Question

A 0.3654 g portion of pure formic acid is dissolved in 50.00 mL of water and is titrated with 0.1086 M NaOH. What pH is expected during this analysis when the titration is 0%, 25%, 50%, 75%, 100% and110% complete? Ka = 1.77 * 10^-4

Answer 1

Weight of formic acid = 0.3654 g, Volume of water = 50 mL, Molecular weight of formic acid = 46.03 g/mol

Number of moles of formic acid =0.3654/46.03 = 0.00793

Molarity(M) = Number of moles/Volume in Liters  

Molarity of formic acid = 0.158

Molarity of NaOH= 0.1086,

                    HCOOH + H2O …..H3O+ + HCOO-

Initial            0.158                         0              0       

C                     -x                                  x                 x

E                   0.158-x                          x                  x

K_a= (x)(x)/(0.158-x) = 1.77 x 10-4

X= 0.0053 M = [ H3O⁺]

PH=-log [ H3O⁺] = -log(0.0053) = 3-log(5.3)=3-0.7242 = 2.2758

25 % titration means 25 % of 0.00793moles of NaOH should be added. (Note total moles of Formic acid = 0.00793 moles)

Means 0.00198 moles of NaOH should be added.

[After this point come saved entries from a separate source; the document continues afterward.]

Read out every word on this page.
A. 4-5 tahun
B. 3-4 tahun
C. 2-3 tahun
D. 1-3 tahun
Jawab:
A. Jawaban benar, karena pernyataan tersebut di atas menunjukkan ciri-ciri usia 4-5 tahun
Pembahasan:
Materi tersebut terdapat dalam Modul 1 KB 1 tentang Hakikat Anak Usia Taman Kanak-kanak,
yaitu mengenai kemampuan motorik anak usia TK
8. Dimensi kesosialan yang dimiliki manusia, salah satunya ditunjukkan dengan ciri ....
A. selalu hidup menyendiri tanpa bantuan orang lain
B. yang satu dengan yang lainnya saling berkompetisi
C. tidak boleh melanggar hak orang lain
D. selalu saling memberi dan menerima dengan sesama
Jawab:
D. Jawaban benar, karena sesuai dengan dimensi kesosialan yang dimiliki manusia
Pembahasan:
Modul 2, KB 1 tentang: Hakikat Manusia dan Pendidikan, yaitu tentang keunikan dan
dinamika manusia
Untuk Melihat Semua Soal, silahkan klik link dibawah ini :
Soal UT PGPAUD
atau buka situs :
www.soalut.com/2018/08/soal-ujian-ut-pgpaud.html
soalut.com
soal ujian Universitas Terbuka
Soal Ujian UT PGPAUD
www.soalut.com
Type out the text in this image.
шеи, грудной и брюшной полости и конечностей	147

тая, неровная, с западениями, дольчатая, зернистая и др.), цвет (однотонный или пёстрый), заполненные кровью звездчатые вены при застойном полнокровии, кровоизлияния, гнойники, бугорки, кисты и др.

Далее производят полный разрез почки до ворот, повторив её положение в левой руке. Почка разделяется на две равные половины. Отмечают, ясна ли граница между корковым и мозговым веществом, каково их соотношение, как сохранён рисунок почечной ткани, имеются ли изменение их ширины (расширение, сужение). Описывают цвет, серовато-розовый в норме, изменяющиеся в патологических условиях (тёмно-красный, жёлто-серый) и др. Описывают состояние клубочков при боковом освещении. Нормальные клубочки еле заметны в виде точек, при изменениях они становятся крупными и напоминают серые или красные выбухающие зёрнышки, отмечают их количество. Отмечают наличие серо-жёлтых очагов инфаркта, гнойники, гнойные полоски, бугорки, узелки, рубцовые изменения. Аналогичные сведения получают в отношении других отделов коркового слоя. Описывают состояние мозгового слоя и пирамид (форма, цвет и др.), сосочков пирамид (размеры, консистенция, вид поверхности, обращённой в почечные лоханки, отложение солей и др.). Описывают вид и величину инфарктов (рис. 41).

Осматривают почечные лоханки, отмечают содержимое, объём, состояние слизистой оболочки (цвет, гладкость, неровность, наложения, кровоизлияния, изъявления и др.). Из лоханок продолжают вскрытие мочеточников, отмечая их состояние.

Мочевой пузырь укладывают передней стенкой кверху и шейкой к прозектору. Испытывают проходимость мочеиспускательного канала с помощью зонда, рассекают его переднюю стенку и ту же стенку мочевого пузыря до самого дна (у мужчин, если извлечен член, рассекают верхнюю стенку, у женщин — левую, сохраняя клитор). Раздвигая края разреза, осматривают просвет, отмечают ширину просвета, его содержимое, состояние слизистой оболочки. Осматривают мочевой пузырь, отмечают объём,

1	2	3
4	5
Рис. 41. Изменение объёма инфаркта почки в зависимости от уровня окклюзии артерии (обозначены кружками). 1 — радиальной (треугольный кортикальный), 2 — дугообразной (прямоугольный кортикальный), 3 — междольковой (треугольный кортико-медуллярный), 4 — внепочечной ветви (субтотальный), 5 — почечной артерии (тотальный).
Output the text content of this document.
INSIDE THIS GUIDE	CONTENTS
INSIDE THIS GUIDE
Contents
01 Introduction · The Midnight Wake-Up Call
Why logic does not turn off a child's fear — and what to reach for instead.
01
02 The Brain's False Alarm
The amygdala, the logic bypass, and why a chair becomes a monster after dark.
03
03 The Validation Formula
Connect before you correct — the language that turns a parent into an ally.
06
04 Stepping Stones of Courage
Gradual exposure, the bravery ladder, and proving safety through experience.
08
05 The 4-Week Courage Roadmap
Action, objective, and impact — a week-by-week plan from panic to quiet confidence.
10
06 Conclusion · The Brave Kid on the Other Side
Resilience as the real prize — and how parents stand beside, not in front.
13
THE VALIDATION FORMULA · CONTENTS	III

Molarity of NaOH = 0.1086,

(M = n/V)

So the volume of given NaOH needs to be used = (n/M) =0.00198/0.1086 = 0.0182 = 18.2 mL

So 18.2 mL of 0.1086 M NaOH solution needs to be added to complete 25 % of titration

Hence the required moles of NaOH should be added is (n) = MV

(0.0182)[ (18.2)/1000] = 0.0003318

HCOOH       +                 OH-   …………..> HCOO- + H2O

0.00793                           0.000332             0     

(0.00793- 0.000332)        0                          0.000332                      

Now total volume of after adding NaOH to formic acid = 50 + 18.2 =68.2 mL

Hence concentration of final [HCOO-] = [0.000332]/[0.0682] = 0.00486 M

Final Concentration of [HCOOH] = [0.00793- 0.000332]/[0.0682]= 0.114 M

P^H = P^ka + log {[conjugate base =A-]/ [acid= HA]}

Ka= 1.77 x 10-4, P^Ka= 3.753

P^H = 3.753 + log[0.00486/0.114] = 3.753 + log [0.0426]=3.753-1.370 = 2.383

Follow the same procedure for 50%, 75%, 100% and110%.